The first path – from illness to not-illness is about getting rid of illness through fighting microbes, quick removal of bad agents, fixing the body, etc. It suggests creating one portfolio group and devoting it to the quick support of disease removal.
The second path – from not-illness to health is about adding good factors like good fats, probiotics, friendly microbes, enhanced functionality of vital organs, creating internal balance and harmony with nature. This group in the portfolio should consist of products concentrated on adding more health, more vitality and more life energy.
The third path – from health to not-health is about keeping the good and protecting health by avoiding bad factors like stress or bad fats, supplying micro-elements, cleansing the body, etc. It prompts us to create a group of products intended to keeping the good and considering situations when we are in a state of health but afraid of a possible state of not-health.
The fourth path – from not-health to illness is about stopping the spread of bad factors and not allowing our body to pass into the state of illness. The practices are concentrated on recognising the enemy (illness), using natural and home practices, recognizing symptoms and to act against them. It implies that a group in the portfolio should be devoted to aborting the progress of the illness.
Finally our semiotic square looks like this (some elements have to be hidden, sorry):
- Products about disease removal
- Products about adding more health
- Products about keeping the health
- Products about aborting the progress of the illness
Inside of the each of above groups we identified subgroups. For example there is a subgroup in the first group we called “fighting microbes”. Organising our product portfolio in cultural way we can put inside this subgroup products for microbes extermination. It is important that the packaging, slogans and ads should appeal to the symbolic of fight and war to be consistent.

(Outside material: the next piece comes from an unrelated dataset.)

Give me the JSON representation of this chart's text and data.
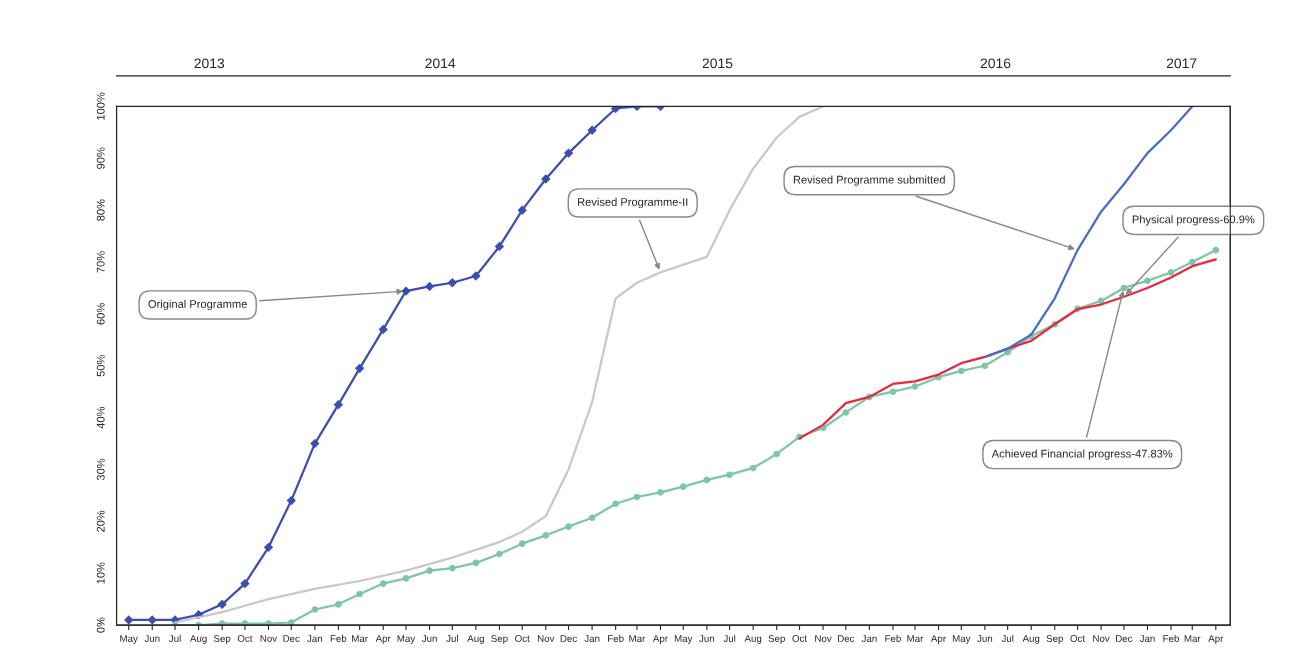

Another example can be a subgroup “cleansing the body” inside the third group. Generally this group is about keeping the health – cleansing is one of this type practices presented in culture. In our product portfolio we can create the subgroup appealing to the keeping body clean as an important factor of keeping good health. There are such signifiers as light blue or green colours, water and waves, transparent colours, fresh nature pictures.
As you can see on the final diagram we identified twenty cultural practices and four main groups in the popular health/illness culture. We suggested our client to create pharma product portfolio in the same way. There are three important benefits to do this from our perspective:
To keep cultural relevance at organisational and product level. Brand team = product group = cultural practices and meanings. Usually there is no straight connection between product team and culture. Organising products in the cultural way forces organising product team in the same way.

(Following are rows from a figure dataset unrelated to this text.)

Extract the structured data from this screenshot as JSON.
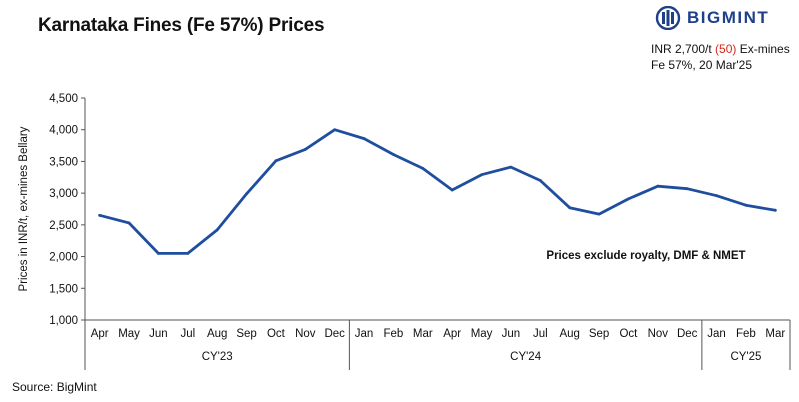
{
  "header": {
    "title": "Karnataka Fines (Fe 57%) Prices",
    "brand": "BIGMINT",
    "price_prefix": "INR 2,700/t ",
    "price_change": "(50)",
    "price_suffix": " Ex-mines",
    "spec_date": "Fe 57%, 20 Mar'25"
  },
  "footer": {
    "source": "Source: BigMint"
  },
  "colors": {
    "line": "#1f4e9e",
    "brand": "#1e3f8a",
    "negative": "#d9261c"
  },
  "chart_data": {
    "type": "line",
    "title": "Karnataka Fines (Fe 57%) Prices",
    "ylabel": "Prices in INR/t, ex-mines Bellary",
    "xlabel": "",
    "ylim": [
      1000,
      4500
    ],
    "yticks": [
      1000,
      1500,
      2000,
      2500,
      3000,
      3500,
      4000,
      4500
    ],
    "ytick_labels": [
      "1,000",
      "1,500",
      "2,000",
      "2,500",
      "3,000",
      "3,500",
      "4,000",
      "4,500"
    ],
    "categories": [
      "Apr",
      "May",
      "Jun",
      "Jul",
      "Aug",
      "Sep",
      "Oct",
      "Nov",
      "Dec",
      "Jan",
      "Feb",
      "Mar",
      "Apr",
      "May",
      "Jun",
      "Jul",
      "Aug",
      "Sep",
      "Oct",
      "Nov",
      "Dec",
      "Jan",
      "Feb",
      "Mar"
    ],
    "groups": [
      {
        "label": "CY'23",
        "count": 9
      },
      {
        "label": "CY'24",
        "count": 12
      },
      {
        "label": "CY'25",
        "count": 3
      }
    ],
    "series": [
      {
        "values": [
          2650,
          2530,
          2050,
          2050,
          2420,
          2990,
          3510,
          3690,
          4000,
          3860,
          3610,
          3390,
          3050,
          3290,
          3410,
          3200,
          2770,
          2670,
          2910,
          3110,
          3070,
          2960,
          2810,
          2730
        ]
      }
    ],
    "annotation": "Prices exclude royalty, DMF & NMET",
    "grid": false,
    "legend": "none"
  }
}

To keep consistency on the each level of product. Product type > packaging > communication > culture. Products are organised around cultural ideas, practices and signs. It forces to be consistence in meanings instead of substance or type.
To keep changing all the time. There is no way to be culturally relevant without tracking the change. Cultural categorisation of product portfolio needs to be continuously revised. So it forces the searching and change not only on communication but organisational level too.